I sat down with Tom Rand, co-developer of Planet Traveler, to discuss his vision for the project and the hostel’s use of carbon-cutting green technologies.
SA: What inspired you to build Planet Traveler?
Tom: As a venture capitalist, I didn’t know what technologies performed best in the real estate sector. I had no idea what kind of technology would reduce energy consumption and fossil fuel consumption in that sector, so Planet Traveler was really a living lab for my private venture fund. It was as an investment thesis, but it was also a way to demonstrate to other real estate owners how profitable significant chunks of carbon reduction can be.
My ultimate motivation is that I worry about climate change, and real estate is a big piece of it. I wanted to demonstrate that you can set a target of a three-quarters cut and then hit that target, and you will be more profitable for having done so. The broader lesson from it is that if everyone did what I did, we would blow past Kyoto and be wealthier for having done so. It is ultimately an economic argument, using an example of putting my money where my mouth is and proving it can be done.
SA: Planet Traveler has an operational carbon footprint that is 75% smaller than conventional buildings. What kind of green technologies make this possible?
Tom: The lion’s share is geothermal technology. Geothermal means that instead of producing heat or cold with a furnace or an air conditioner, you’re moving heat or cold from the ground. Geothermal technology exchanges heat from the building with heat from the ground. For every kilowatt-hour of energy you put in, you get five kilowatt-hours out. You’re not breaching any thermodynamic law—you’re just moving heat around instead of producing it.

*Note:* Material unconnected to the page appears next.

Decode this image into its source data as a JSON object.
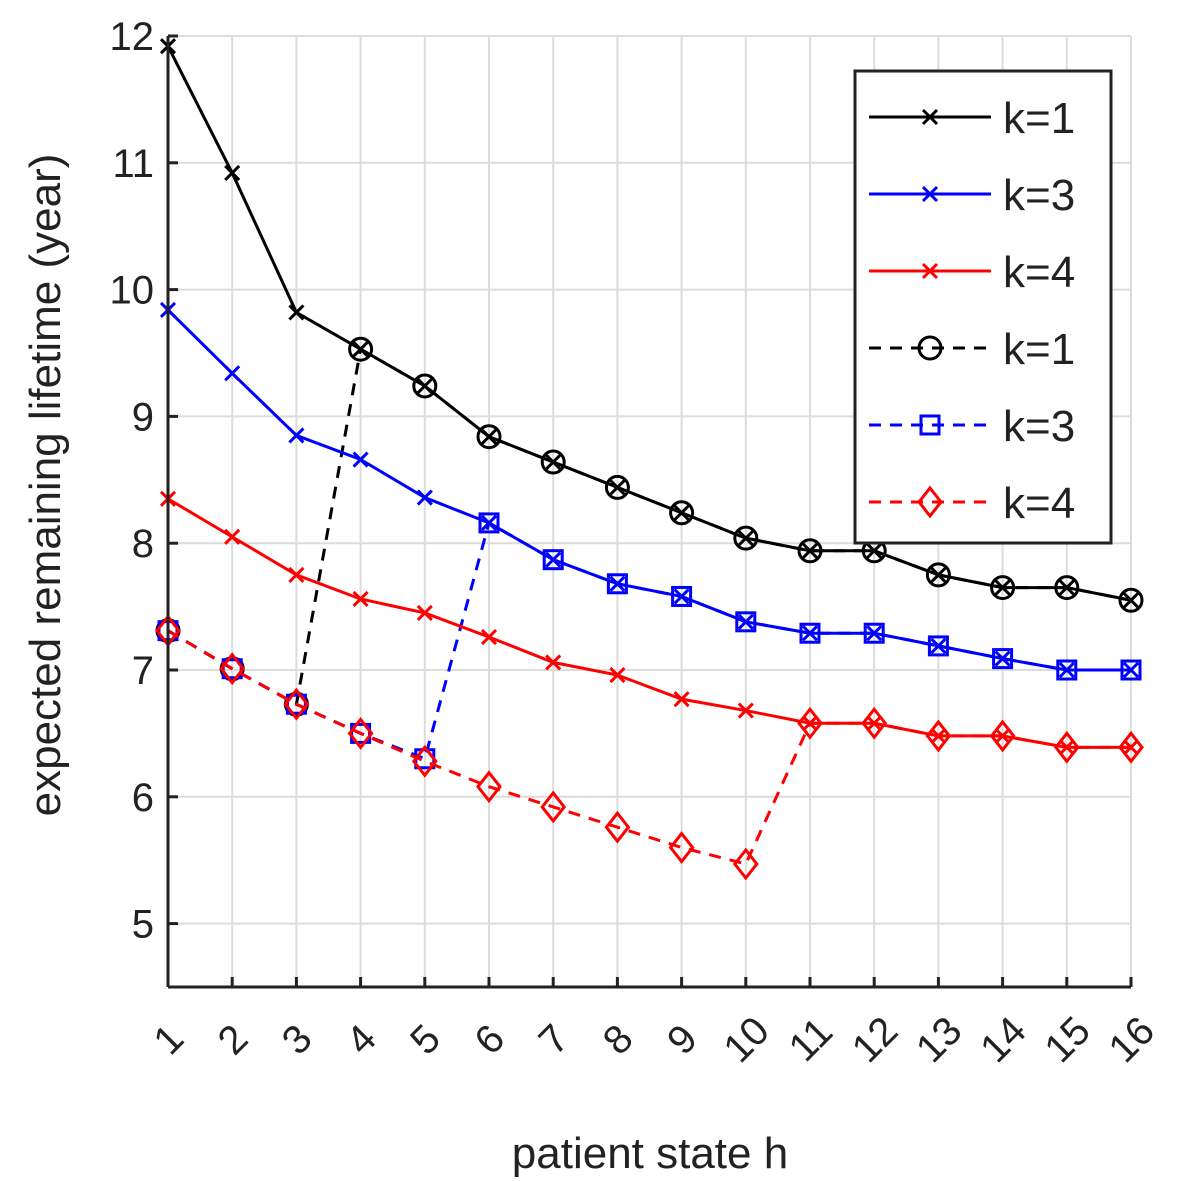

The unique thing that we did with the hostel was that we put the geothermal pipes under a city-owned laneway. As a result of the project, Toronto now has a geothermal policy in place. If you want to use a park or public laneway for geothermal energy, you can, and they now have a process to go through to do so. Planet Traveler broke ground for dense downtown cores, where you may not have an actual yard, but you are near city property—you can now do geothermal.
We also have LED lighting. You can light up the entire building, inside and out, for less energy than that used by a four-slice toaster. We capture heat using drain water heat recovery, in which we capture about two-thirds to three-quarters of that heat and recirculate it back to the hot-water tanks. We have solar thermal energy, meaning we preheat our water using the sun, and we also have a solar photovoltaic system to create electricity.
SA: What challenges did you face during construction?
Tom: The usual construction challenges, but nothing out of the ordinary. That’s part of my point: this stuff is easy, it’s not rocket science. All I’ve done is take five technologies that are well understood and put them into one place. The thing that surprised me was how easy it was. I thought it would be hard because nobody is doing it or, if they do it, they claim it is a big expense. It blew my mind that you could lower carbon by three-quarters by taking almost no technology risk and make a profit.
SA: What feedback have you received from your guests?
Tom: First of all, those who care about the environment just love it. More to the point, we proved that you don’t give anything up from going green. Planet Traveler is rated No. 1 in customer satisfaction in all of North America at hostelworld.com—not in green, but in being the nicest hostel to stay at. We proved that you could build a boutique hotel level of comfort and have a 75% reduction in carbon.
SA: What advice would you give to entrepreneurs who want to pursue a similar business?
Tom: My advice would be that you don’t need to view it as a separate type of business; it’s just a smarter way of building one.